# NEWS 파일(json)을 Bigquery에 저장

In [14]:
import os
import sys
import json
import requests
import pickle
import gzip
import pandas as pd
import pandas_gbq as gbq
from pathlib import Path
from google.oauth2 import service_account
from google.cloud import bigquery
from IPython.core.debugger import set_trace
from tqdm.auto import tqdm
tqdm.pandas()

## Configuration

In [15]:
proj = 'global-news-crawl'
table_downloaded = 'news_dataset.downloaded'
table_trashed = 'news_dataset.trashed'
credentials = service_account.Credentials.from_service_account_file('global-news-crawl-c48d7cd9aa81.json')

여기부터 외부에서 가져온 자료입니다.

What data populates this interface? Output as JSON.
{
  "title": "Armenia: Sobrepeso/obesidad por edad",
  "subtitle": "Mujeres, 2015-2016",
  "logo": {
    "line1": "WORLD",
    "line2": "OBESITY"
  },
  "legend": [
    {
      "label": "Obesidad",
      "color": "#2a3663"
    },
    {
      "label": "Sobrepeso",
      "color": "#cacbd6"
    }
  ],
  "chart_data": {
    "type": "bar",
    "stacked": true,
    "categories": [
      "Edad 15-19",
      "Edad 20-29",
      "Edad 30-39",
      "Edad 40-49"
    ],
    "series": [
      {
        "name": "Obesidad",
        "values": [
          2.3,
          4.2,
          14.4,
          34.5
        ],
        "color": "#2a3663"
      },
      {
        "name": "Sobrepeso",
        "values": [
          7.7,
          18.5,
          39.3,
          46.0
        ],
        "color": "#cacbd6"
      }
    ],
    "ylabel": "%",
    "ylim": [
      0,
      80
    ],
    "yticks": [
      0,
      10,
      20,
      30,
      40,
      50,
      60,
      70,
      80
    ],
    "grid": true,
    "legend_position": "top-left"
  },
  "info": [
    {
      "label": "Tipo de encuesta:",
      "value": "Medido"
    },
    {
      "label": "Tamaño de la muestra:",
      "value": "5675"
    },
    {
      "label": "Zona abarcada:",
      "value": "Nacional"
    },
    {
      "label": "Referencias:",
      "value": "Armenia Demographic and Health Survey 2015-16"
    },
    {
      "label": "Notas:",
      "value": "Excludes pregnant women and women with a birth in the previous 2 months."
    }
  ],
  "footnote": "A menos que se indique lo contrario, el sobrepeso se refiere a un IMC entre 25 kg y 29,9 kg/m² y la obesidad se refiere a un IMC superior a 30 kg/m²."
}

## Bigquery에서 기존 뉴스 ID 리스트 받기

In [16]:
%%time
qry_0 = 'SELECT id FROM `{}`'.format(proj + '.' + table_downloaded)
ids_downloaded = gbq.read_gbq(qry_0, project_id=proj, credentials=credentials)#, use_bqstorage_api=True)

Wall time: 20.4 s


In [17]:
%%time
qry_1 = 'SELECT id FROM `{}`'.format(proj + '.' + table_trashed)
ids_trashed = gbq.read_gbq(qry_1, project_id=proj, credentials=credentials)

Wall time: 5.99 s


In [18]:
ids_downloaded_set = set(ids_downloaded.id)
ids_trashed_set = set(ids_trashed.id)

In [19]:
assert len(ids_downloaded) == len(ids_downloaded_set), 'duplicated in downloaded'
assert len(ids_trashed) == len(ids_trashed_set), 'duplicated in trashed'
assert len(ids_downloaded_set & ids_trashed_set) == 0, 'ids overlapping'

In [20]:
newsids = ids_downloaded_set | ids_trashed_set; len(newsids)

323763

In [21]:
len(ids_downloaded_set), len(ids_trashed_set)

(301135, 22628)

## 파일에서 뉴스정보 추출
나중에는 필요없는 과정이다. 다운로드 받은 즉시 바로 Bigquery에 전송할 것이므로

In [22]:
def extract_contents(newsids=None, where=None, n=1000):
    df = {}
    _n = 0
    
    for file in Path(where).glob('**/*.json'):
        id = file.stem
        
        if id not in newsids:
            try:
                js = json.loads(file.read_text())
            
                if 'authors' in js:
                    js['authors'] = ', '.join(js['authors'])

                df[id] = js

                _n += 1
                print('\r{}'.format(_n), end='')
                if _n == n: break
                    
            except:
                print(file)
           
    df = pd.DataFrame.from_dict(df, orient='index')
    df.index.name = 'id'
    return df.reset_index()

In [23]:
df_downloaded = extract_contents(newsids=newsids, where='newsdata/downloaded', n=50000); print('\n')
df_trashed = extract_contents(newsids=newsids, where='newsdata/trashed', n=30000)

163

78

## downloaded와 trashed 간에 겹치는 게 없는지 확인
기존의 뉴스파일을 Bigquery에 전송하는 과정에서, 이 둘간에 겹치는 사례가 종종 있었다
(2019.10.18)

In [24]:
intersect = set(df_trashed.id) & set(df_downloaded.id)
assert len(intersect) == 0, 'ids overlapping'

## Bigquery에 업로드

In [25]:
gbq.to_gbq(df_downloaded, table_downloaded, project_id=proj, if_exists='append', chunksize=1000, credentials=credentials)
gbq.to_gbq(df_trashed, table_trashed, project_id=proj, if_exists='append', chunksize=1000, credentials=credentials)

1it [00:06,  6.27s/it]
1it [00:04,  4.02s/it]